Some 188 Palestinian refugees have been waiting at the Syrian-controlled al-Tanaf border checkpoint for more than five days, awaiting permission to enter the country from Iraq. This comes in the wake of a decision by Damascus last week to allow in 287 fellow refugees, who had been stranded at the border for more than two months, after Jordan refused them entry.
The Syrian decision, however, has encouraged other Palestinian refugees in Iraq – many of whom face intimidation and violence –to follow suit, hoping to find refuge in Syria.
The hopes of many were dashed on Tuesday, however, when Damascus refused to grant entry to new refugee groups, fearing this would lead an estimated 34,000 Palestinian refugees living in Iraq to head for Syria, already home to about 500,000 Palestinian refugees.
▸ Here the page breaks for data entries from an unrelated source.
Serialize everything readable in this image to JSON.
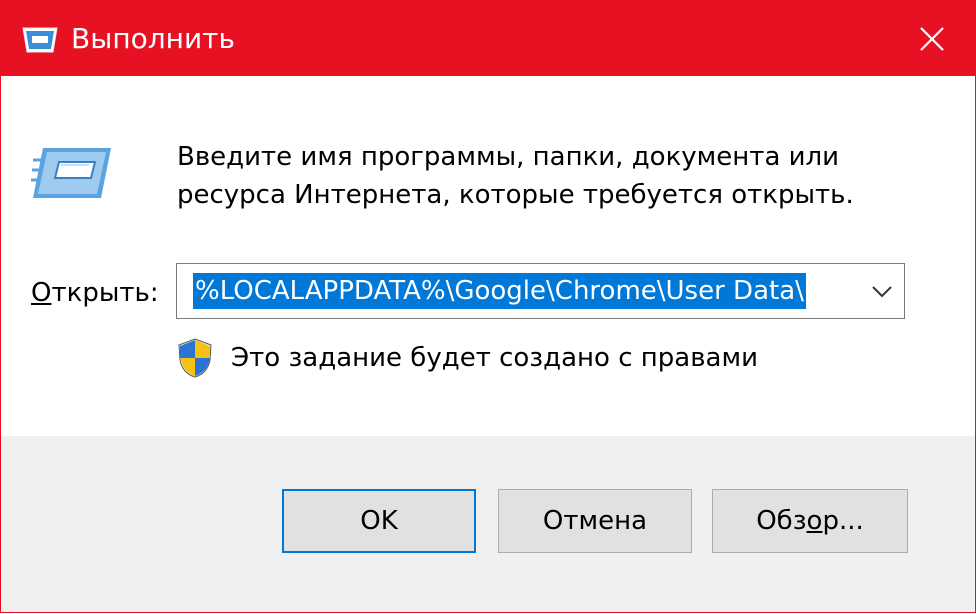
{
  "window": {
    "title": "Выполнить",
    "accent_color": "#e81123",
    "icons": {
      "app": "run-dialog-icon",
      "close": "close-icon"
    }
  },
  "main": {
    "icon": "run-program-icon",
    "description_lines": [
      "Введите имя программы, папки, документа или",
      "ресурса Интернета, которые требуется открыть."
    ],
    "open_label_prefix": "О",
    "open_label_rest": "ткрыть:",
    "open_value": "%LOCALAPPDATA%\\Google\\Chrome\\User Data\\",
    "selection_color": "#0078d7",
    "dropdown_icon": "chevron-down-icon",
    "admin_icon": "uac-shield-icon",
    "admin_note": "Это задание будет создано с правами"
  },
  "buttons": {
    "ok": "OK",
    "cancel": "Отмена",
    "browse_prefix": "Обз",
    "browse_underlined": "о",
    "browse_suffix": "р..."
  }
}
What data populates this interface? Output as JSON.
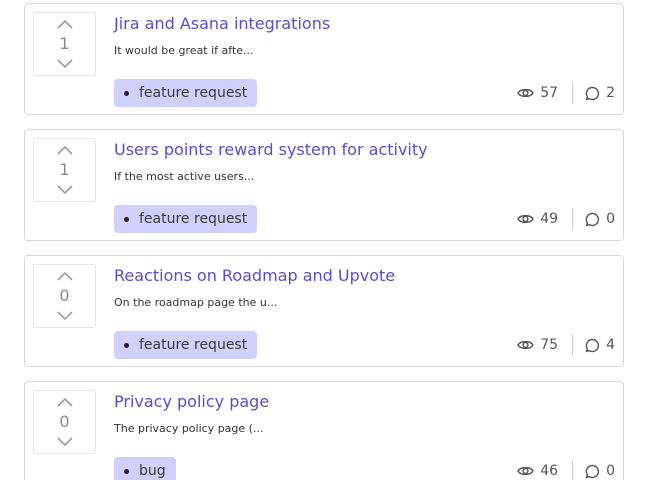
{
  "posts": [
    {
      "votes": "1",
      "title": "Jira and Asana integrations",
      "excerpt": "It would be great if afte...",
      "tag": "feature request",
      "views": "57",
      "comments": "2"
    },
    {
      "votes": "1",
      "title": "Users points reward system for activity",
      "excerpt": "If the most active users...",
      "tag": "feature request",
      "views": "49",
      "comments": "0"
    },
    {
      "votes": "0",
      "title": "Reactions on Roadmap and Upvote",
      "excerpt": "On the roadmap page the u...",
      "tag": "feature request",
      "views": "75",
      "comments": "4"
    },
    {
      "votes": "0",
      "title": "Privacy policy page",
      "excerpt": "The privacy policy page (...",
      "tag": "bug",
      "views": "46",
      "comments": "0"
    }
  ],
  "icons": {
    "upvote": "chevron-up-icon",
    "downvote": "chevron-down-icon",
    "views": "eye-icon",
    "comments": "comment-bubble-icon"
  },
  "colors": {
    "title": "#5b4bd1",
    "tag_background": "#cfd0fb",
    "border": "#d8d8dc"
  }
}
One foreign ministry official, preferring anonymity, said on Tuesday that the earlier decision to accept stranded Palestinians “doesn't cover any other Palestinians”. He went on to say that the move represented a “humanitarian gesture”, given the Jordanian refusal to accept them and the bad weather refugees faced on the border.
Damascus initially agreed to take the refugees after an appeal from Palestinian Foreign Minister Mahmoud al-Zahar, whose Hamas-led government has strong ties to the Syrian authorities.
On 9 May, 244 Palestinians – including 70 children and 41 women – entered Syria at the al-Tanaf border crossing and were transferred to the al-Hol camp at Hasaka, roughly 700 km northeast of Damascus. The following day, another 43 were allowed in, bringing the total number of Palestinians allowed to enter Syria so far this year to 305.
The number of refugees crossing al-Tanaf is expected to increase as new batches arrive from Iraq. “The total number of refugees at al-Tanaf is now 188, including five pregnant women and a large number of children,” said Abdel-Hamid al-Ouali, Syria representative of UN refugee agency UNHCR.
While “there has been no decision yet of granting them entry”, added al-Ouali, the UNHCR has “erected some 60 tents for the refugees on the Syrian side and is providing them with food, medicine, water and blankets”.
Palestinians in Iraq have faced deteriorating security conditions since the 2003 US-led invasion of the country. Many Palestinians – who had been favoured under the former regime of Saddam Hussein – report being harassed and attacked by Iraqis, many of whom carry longstanding resentments for earlier Palestinian privileges.